I haven’t wanted to return to the desert. It just took so much to finally leave, you know?
When I left Oregon last week in the early morning dark, I wondered how I’d feel when I caught a bird’s eye view of Phoenix again. What would happen in my body? What would swirl in my blood? What would go very very still?
I was reading Holly Ringland’s latest book, The House That Joy Built1 when the view from the small window caught the edges of the town that had forged me. Coincidentally I was reading the story of Holly fleeing her desert via plane just as I caught the first glimpse of returning to mine. Fitting, I thought. Perfectly timed.
And what I ended up feeling was… reverence. The familiarity was overwhelming, but not in a way that takes ownership. I had come back to a wild that knew my name. I had returned to a thin place that exists right on the edge of the world around me and the world within me. I am of the desert, she is of me. But I am also of something else.

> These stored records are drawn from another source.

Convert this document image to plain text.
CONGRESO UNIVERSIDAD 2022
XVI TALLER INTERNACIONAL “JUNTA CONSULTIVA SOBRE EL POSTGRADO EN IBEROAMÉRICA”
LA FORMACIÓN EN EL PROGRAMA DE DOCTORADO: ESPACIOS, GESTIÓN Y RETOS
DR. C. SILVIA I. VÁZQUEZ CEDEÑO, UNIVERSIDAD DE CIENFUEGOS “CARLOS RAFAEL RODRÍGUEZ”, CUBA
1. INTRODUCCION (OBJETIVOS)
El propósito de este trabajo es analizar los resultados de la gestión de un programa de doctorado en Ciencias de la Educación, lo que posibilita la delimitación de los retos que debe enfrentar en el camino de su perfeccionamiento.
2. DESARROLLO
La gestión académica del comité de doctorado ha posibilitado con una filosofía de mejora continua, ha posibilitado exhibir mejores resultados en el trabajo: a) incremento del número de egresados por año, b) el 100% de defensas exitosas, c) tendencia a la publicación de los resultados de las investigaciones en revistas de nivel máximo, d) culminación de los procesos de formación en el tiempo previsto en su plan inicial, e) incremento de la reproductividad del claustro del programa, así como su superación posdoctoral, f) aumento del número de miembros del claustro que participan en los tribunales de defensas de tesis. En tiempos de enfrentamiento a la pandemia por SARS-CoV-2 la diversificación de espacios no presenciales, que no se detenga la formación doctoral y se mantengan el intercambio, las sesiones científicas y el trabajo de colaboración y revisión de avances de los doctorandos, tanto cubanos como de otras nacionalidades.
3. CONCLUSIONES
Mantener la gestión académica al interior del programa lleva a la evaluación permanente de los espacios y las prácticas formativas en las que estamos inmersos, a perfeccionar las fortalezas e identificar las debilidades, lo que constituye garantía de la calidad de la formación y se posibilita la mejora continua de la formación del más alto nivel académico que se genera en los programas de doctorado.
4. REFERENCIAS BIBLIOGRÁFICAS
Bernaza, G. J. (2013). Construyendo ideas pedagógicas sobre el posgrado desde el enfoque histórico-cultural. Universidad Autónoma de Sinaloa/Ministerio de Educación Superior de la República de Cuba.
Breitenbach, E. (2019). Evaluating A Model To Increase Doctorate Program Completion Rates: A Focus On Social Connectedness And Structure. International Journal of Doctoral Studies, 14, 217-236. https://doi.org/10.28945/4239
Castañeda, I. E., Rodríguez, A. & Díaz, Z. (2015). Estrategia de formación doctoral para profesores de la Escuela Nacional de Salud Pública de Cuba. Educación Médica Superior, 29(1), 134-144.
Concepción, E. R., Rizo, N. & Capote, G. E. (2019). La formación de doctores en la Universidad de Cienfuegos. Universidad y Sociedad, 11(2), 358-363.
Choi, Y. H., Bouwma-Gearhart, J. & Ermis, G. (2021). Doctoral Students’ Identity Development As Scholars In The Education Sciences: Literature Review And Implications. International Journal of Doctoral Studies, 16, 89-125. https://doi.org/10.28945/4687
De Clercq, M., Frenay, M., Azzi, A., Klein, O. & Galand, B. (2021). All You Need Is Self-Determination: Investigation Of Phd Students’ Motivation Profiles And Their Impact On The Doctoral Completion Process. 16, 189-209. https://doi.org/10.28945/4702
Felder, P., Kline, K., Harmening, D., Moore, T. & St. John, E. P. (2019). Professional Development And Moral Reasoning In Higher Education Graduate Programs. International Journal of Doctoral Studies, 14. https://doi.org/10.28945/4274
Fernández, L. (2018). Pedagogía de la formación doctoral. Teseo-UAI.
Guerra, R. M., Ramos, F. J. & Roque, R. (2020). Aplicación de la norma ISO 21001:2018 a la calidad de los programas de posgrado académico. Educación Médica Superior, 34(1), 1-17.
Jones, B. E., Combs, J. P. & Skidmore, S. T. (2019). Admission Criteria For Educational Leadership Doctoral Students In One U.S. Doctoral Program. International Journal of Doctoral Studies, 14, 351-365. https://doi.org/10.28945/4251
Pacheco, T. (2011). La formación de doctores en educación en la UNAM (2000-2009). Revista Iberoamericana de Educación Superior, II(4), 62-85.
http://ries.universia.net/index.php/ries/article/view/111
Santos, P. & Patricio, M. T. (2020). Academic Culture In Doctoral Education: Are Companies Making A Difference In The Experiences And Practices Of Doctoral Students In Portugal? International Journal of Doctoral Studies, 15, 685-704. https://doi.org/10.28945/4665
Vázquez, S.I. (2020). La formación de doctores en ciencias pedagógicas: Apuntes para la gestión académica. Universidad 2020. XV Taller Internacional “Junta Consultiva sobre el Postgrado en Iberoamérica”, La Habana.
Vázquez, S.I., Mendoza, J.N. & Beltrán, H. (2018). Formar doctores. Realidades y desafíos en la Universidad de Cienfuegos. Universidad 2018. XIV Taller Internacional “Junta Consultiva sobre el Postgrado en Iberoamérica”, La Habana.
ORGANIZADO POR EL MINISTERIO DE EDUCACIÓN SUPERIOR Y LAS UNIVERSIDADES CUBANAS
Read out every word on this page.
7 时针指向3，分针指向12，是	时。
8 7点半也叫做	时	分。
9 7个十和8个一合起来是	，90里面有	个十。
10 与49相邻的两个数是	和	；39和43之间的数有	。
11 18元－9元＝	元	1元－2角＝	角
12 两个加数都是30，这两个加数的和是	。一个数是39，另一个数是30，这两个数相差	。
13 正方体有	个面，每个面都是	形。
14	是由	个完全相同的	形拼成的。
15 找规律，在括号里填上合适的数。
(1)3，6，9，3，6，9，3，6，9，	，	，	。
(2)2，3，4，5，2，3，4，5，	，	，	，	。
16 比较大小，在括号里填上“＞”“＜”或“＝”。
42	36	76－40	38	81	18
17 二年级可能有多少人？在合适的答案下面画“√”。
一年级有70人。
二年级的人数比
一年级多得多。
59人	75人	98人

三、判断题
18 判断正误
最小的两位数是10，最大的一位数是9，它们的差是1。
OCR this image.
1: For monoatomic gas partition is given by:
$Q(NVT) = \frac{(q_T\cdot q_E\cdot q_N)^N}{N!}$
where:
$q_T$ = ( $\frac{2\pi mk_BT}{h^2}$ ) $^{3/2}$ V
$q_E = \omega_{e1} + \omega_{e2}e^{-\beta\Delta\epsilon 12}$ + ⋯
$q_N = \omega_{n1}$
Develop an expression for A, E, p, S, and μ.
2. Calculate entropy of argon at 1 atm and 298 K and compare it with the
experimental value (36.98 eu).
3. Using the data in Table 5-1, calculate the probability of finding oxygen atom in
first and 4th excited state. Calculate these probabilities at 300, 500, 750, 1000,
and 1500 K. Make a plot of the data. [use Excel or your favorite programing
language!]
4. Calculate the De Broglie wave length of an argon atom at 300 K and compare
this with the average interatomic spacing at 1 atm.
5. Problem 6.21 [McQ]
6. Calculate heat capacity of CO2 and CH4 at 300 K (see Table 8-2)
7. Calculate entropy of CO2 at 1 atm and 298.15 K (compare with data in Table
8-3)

I always have been. I just have room for it now.
I was only actually in Phoenix long enough to pile into Mel’s car with Sarah and Corinne. The drive was familiar and easy, with mesquite and creosote growing off the side of the highway and an endless blue sky stretching on and on and on. I know this world. I have it memorized. There’s always some comfort in that, isn’t there?
We spent days together at an Airbnb in Joshua Tree, just the four of us (who we affectionately refer to as The Berries). We were surrounded by deep desert in a Dark Sky part of the world. We ate and drank and wandered and shopped and climbed otherworldly rock formations and sat by bonfires and made each other coffee and swayed in hammocks and stumbled onto dragon spines and caught golden hour light and told tender truths and stayed up so so late and then woke up to untempered sunlight every single morning.
The experience was exactly what I’ve come to expect from the desert. Bone-deep sisterhood, ferociously safe vulnerability, and a reverberating whisper of, “go, go, go.” Go in the direction of you. Go in the direction of art. Go in the direction of reclamation. Go in the direction of transformation. Go in the direction of softness. Go in the direction of terraforming storytelling. Go in the direction of creativity. Go in the direction of collective liberation. Go in the direction of your largeness. Go in the direction of self-ownership. Go. Go. Go.